J’ai toujours été un sportif amateur, je n’ai jamais été un sportif de haut-niveau, et je ne me le considère toujours pas. Aujourd’hui j’espère représenter cette masse de sportifs passionnés de tout âge qui pratiquent ce sport en amateurs, et les écussons Team Raidlight et Kikourou sur ma casquette représentent cela.
Même si je suis heureux et fier, j’ai une petite gêne. Une petite gêne de ne pas être au meilleur niveau le jour de cette sélection, parce que cette année j’ai trop d’autres préoccupations que l’entraînement. Je n’ai pas mauvaise conscience non, plus, parce que c’est ce même système de sélection qui ne m’a pas permis l’an dernier, au dernier moment, de participer aux Championnats du Monde avec l’Equipe de France de Trail. Ce n’est pas de la mauvaise conscience, ce serait plus de l’amertume de ne pas y avoir été l’an dernier au meilleur de ma forme. Mais c’est ainsi, je prends déjà ce que j’ai, et c’est déjà bien.
Nous sommes arrivés ce matin. Le Swiss Alpine Marathon est un ensemble de course de 21km à 78km, qui rassemble environ 5.000 coureurs au fin fond de la Suisse, vers le Liechtenstein et l’Autriche. Le niveau a l’air particulièrement relevé, avec beaucoup de nations représentées. La course phare est le 78km. Vu ma forme assez moyenne, j’ai préféré me rabattre sur le 42km, qui comporte 1.850m de D+. Thierry Breuil et Maud Giraud sont aussi sur le 42km, Thomas Lorblanchet, Gilles Guichard, Franck Mantel, Cathy Dubois, Laurence Klein et Aurélia Truel sont sur le 78km. Ce n’est pas un championnat, c’est simplement une sélection en « course amicale » pour cette équipe de France de Trail 2010.

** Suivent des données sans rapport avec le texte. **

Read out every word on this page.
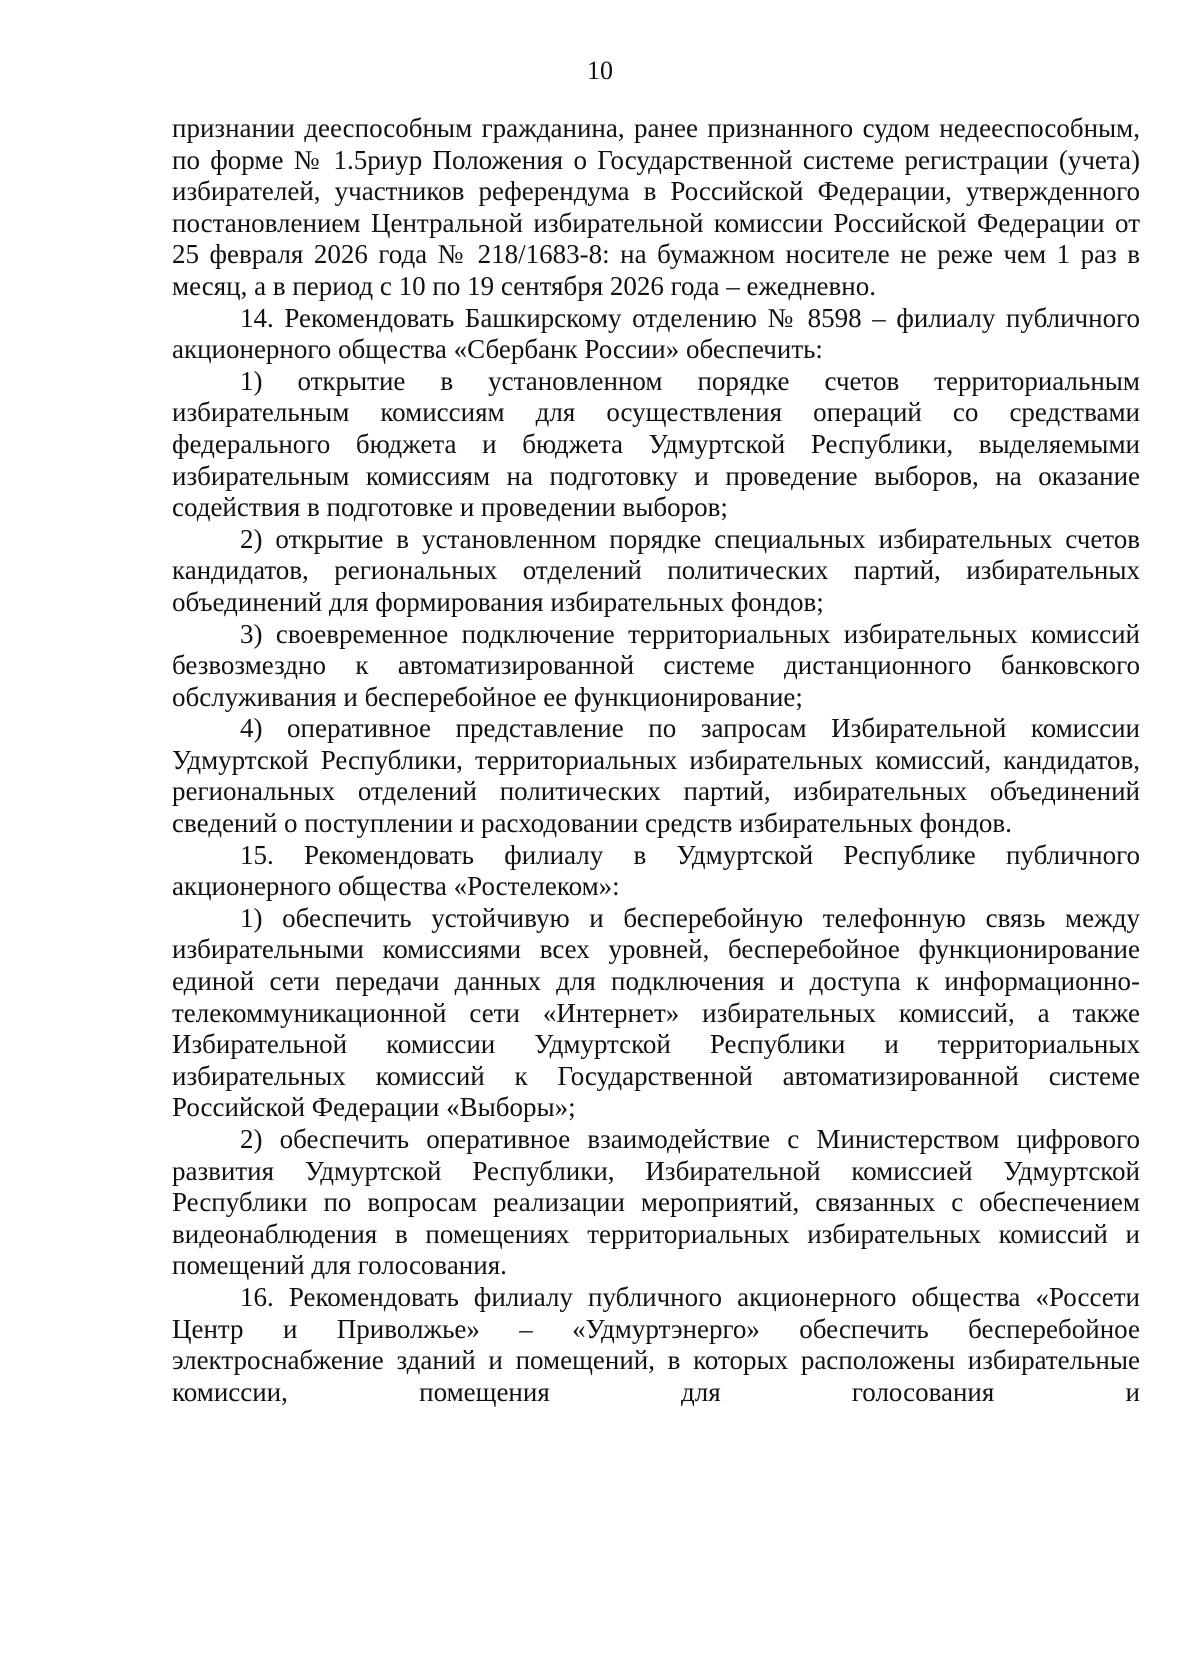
10

признании дееспособным гражданина, ранее признанного судом недееспособным, по форме № 1.5риур Положения о Государственной системе регистрации (учета) избирателей, участников референдума в Российской Федерации, утвержденного постановлением Центральной избирательной комиссии Российской Федерации от 25 февраля 2026 года № 218/1683-8: на бумажном носителе не реже чем 1 раз в месяц, а в период с 10 по 19 сентября 2026 года – ежедневно.

14. Рекомендовать Башкирскому отделению № 8598 – филиалу публичного акционерного общества «Сбербанк России» обеспечить:

1) открытие в установленном порядке счетов территориальным избирательным комиссиям для осуществления операций со средствами федерального бюджета и бюджета Удмуртской Республики, выделяемыми избирательным комиссиям на подготовку и проведение выборов, на оказание содействия в подготовке и проведении выборов;

2) открытие в установленном порядке специальных избирательных счетов кандидатов, региональных отделений политических партий, избирательных объединений для формирования избирательных фондов;

3) своевременное подключение территориальных избирательных комиссий безвозмездно к автоматизированной системе дистанционного банковского обслуживания и бесперебойное ее функционирование;

4) оперативное представление по запросам Избирательной комиссии Удмуртской Республики, территориальных избирательных комиссий, кандидатов, региональных отделений политических партий, избирательных объединений сведений о поступлении и расходовании средств избирательных фондов.

15. Рекомендовать филиалу в Удмуртской Республике публичного акционерного общества «Ростелеком»:

1) обеспечить устойчивую и бесперебойную телефонную связь между избирательными комиссиями всех уровней, бесперебойное функционирование единой сети передачи данных для подключения и доступа к информационно-телекоммуникационной сети «Интернет» избирательных комиссий, а также Избирательной комиссии Удмуртской Республики и территориальных избирательных комиссий к Государственной автоматизированной системе Российской Федерации «Выборы»;

2) обеспечить оперативное взаимодействие с Министерством цифрового развития Удмуртской Республики, Избирательной комиссией Удмуртской Республики по вопросам реализации мероприятий, связанных с обеспечением видеонаблюдения в помещениях территориальных избирательных комиссий и помещений для голосования.

16. Рекомендовать филиалу публичного акционерного общества «Россети Центр и Приволжье» – «Удмуртэнерго» обеспечить бесперебойное электроснабжение зданий и помещений, в которых расположены избирательные комиссии, помещения для голосования и
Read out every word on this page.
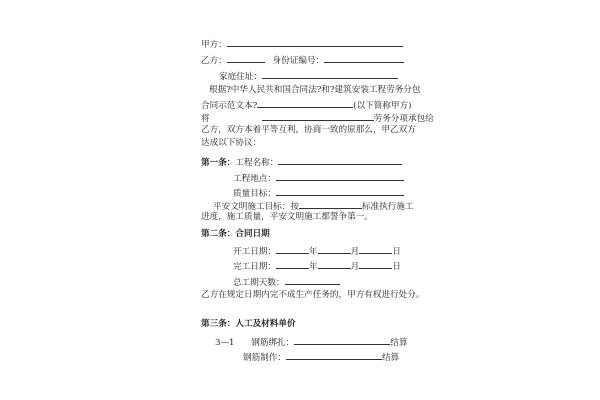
甲方：
乙方：	身份证编号：
家庭住址：
根据?中华人民共和国合同法?和?建筑安装工程劳务分包
合同示范文本?	(以下简称甲方)
将	劳务分项承包给
乙方，双方本着平等互利，协商一致的原那么，甲乙双方
达成以下协议：
第一条：工程名称：
工程地点：
质量目标：
平安文明施工目标：按	标准执行施工
进度，施工质量，平安文明施工都誓争第一。
第二条：合同日期
开工日期：	年	月	日
完工日期：	年	月	日
总工期天数：
乙方在规定日期内完不成生产任务的，甲方有权进行处分。
第三条：人工及材料单价
3—1 钢筋绑扎：	结算
钢筋制作：	结算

La forme est moyenne (j’ai fait une séance de fractionné cette semaine (il n’est jamais trop tard !), la dernière datait d’il y a un mois…), et sur les trois dernières semaines j’ai fait 2 semaines blanches en ne courant que le dimanche…, mais je ne compte pas randonner demain. Si j’ai opté pour le 42km plutôt que le 78km, c’est pour faire de mon mieux, sur une épreuve où le manque d’entraînement pourra à mon avis un peu plus être compensé par la motivation. Même mal entraîné, je me fais un devoir de courir au maximum de mes capacités de demain, eut égard à cette sélection. Je ne me fais pas d’illusion sur mon niveau par rapport à Thierry, mais je ferais tout pour ne pas être « ridicule » avec ce maillot.
Pour l’instant le maillot est là plié avec le dossard épinglé, posé avec le short, les chaussures et le porte-bidon.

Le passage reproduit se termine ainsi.